I have tried doing this a few times but always ended up stumped and eventually gave up. It’s difficult to find processed foods (e.g. yogurt, cereal, peanut butter) without sugar and so easy to mistakenly get foods with sugar on accident. Baked goods of almost all kinds have sugar by necessity, so they’re generally out. This doesn’t even account for the natural sugars in fruits and the like.
How committed are you to no sugar and how have you addressed all that? I’d love to try again with some better strategies.
> I’d love to try again with some better strategies.
In my case I have found it helpful to not quit sugar cold turkey, but gradually. First I stopped buying and using refined sugar at all (putting it in coffee, yogurt, etc.) This is quite easy. Then, avoid buying products whose ingredient list starts with sugar, like marmalade, "milk" chocolate, cereals and the like. This is a bit harder since it requires to pay attention to most products you buy, but still quite feasible. Then, once I was used to spot sugar at the beginning of the ingredient list, I began to read the whole list of ingredients, and avoid products that contained any sugar at all. For example: pre-cut carrots with lemon and ciboulette? whole wheat bread loafs? what on earth can be healthier than those things? Yet both of them contain sugar, in all the brands that I checked!

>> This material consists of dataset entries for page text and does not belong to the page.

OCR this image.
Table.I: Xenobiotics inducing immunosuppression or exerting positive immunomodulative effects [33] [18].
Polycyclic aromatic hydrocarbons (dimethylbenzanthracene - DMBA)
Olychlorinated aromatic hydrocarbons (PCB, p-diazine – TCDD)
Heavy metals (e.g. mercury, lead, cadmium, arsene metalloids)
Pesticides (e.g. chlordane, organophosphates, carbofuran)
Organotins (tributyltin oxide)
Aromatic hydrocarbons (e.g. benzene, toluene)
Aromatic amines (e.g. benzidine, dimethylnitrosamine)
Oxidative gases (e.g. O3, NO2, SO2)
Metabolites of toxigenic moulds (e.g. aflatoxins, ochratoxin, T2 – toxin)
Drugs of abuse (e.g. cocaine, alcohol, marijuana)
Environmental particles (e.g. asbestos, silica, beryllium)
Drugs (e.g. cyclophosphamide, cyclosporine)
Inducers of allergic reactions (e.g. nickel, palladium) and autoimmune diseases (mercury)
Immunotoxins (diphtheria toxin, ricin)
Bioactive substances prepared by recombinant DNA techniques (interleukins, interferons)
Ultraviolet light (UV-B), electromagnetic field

I started this "program" about three years ago and now I feel slightly healthier, nothing spectacular, but still. The thing is that now I notice immediately when something is too sugary. To the point of it being disgusting. For example, I have real trouble finishing a piece of cake in a birthday party (after fighting my urge to be a jerk about it and refuse it altogether).
I was only able to do this by also doing intermittent fasting. I replaced sugar with some more blood sugar friendly substitutes like stevia and some erythritol. (I like to go light on this stuff though)
I eat very low carb compared to most Americans. (Not keto just low carb)
Why are we treating all sugars as the same? They are not the same.
Some baked goods have sugar in order to feed yeast, rather than humans... Pizza dough, bagels, croissants. Yes these all come in dessert varieties, but it's not the default option.
Especially when you start getting to dumping on fresh fruit, it's like, no, please don't commit yourself to a bland beige life like that! Plants are masters of poisons and trickery, e.g. capsaicin (what makes peppers spicy) makes our mouths burn, but not the mouths of birds—who spread their seeds. Plants use fructose specifically because it's not dextrose and therefore it's hard for bacteria to digest: because they want us to eat this fruit and scatter the pit. Indeed they make the fruit sweet rather rapidly, “now now, it's ready now!”, to signal an optimal “it’s not poisonous! now you-scratch-my-back-I’ll-scratch-yours” moment to us.
Plants even look out for our longer-term health, those bright colors that we find so attractive are usually signaling to us these really important antioxidants that we need. As long as we don't freeze or puree the cell walls into oblivion, the resulting fiber traps some sugars and feeds it not to us but to our gut bacteria, who then don't starve and eat our GI linings...
“let's not eat foods that I know are healthy, to satisfy arbitrary rules I made up to keep myself healthy”... really?
So if zero tolerance is out, what remains?
• Set a low sugar target, “no more than 10% of my calories from sugars.”
• Prefer stuff with a shelf life. If it has an expiration date rather than a nutrition label, great!
• Don't worry about the natural sugar in yogurt, the lactose, unless you're lactose-intolerant. But don't buy the flavored versions as they are sugary enough to classify as desserts for breakfast. Instead do what the Dutch do—buy the plain stuff and cut the sour yourself with added whole grains and fresh fruit.
• “Don't even let it in your house” the other stuff. Guilty pleasures for me include chocolate and jam, I try to make sure that I don't have these in-stock...
• The grocer is a pilgrimage. What I mean is, it's tempting to zigzag your way through and see everything, and this is also why shopping takes forever! But pilgrims usually make a big walk around a structure before diving into the middle for a brief flirtation/unveiling of divinity. A good grocery run too walks around the aisles at the edges, fresh fruit and veg, fresh baked goods, meat and poultry, dairy... And it makes targeted trips into the middle only for things that it needs. You've got a list of the things you'll dip into the middle for, after all, and if your grocery trips are short then if you miss something, you can take another short grocery trip later in the week and still save time and money. Small batch sizes, lean manufacturing!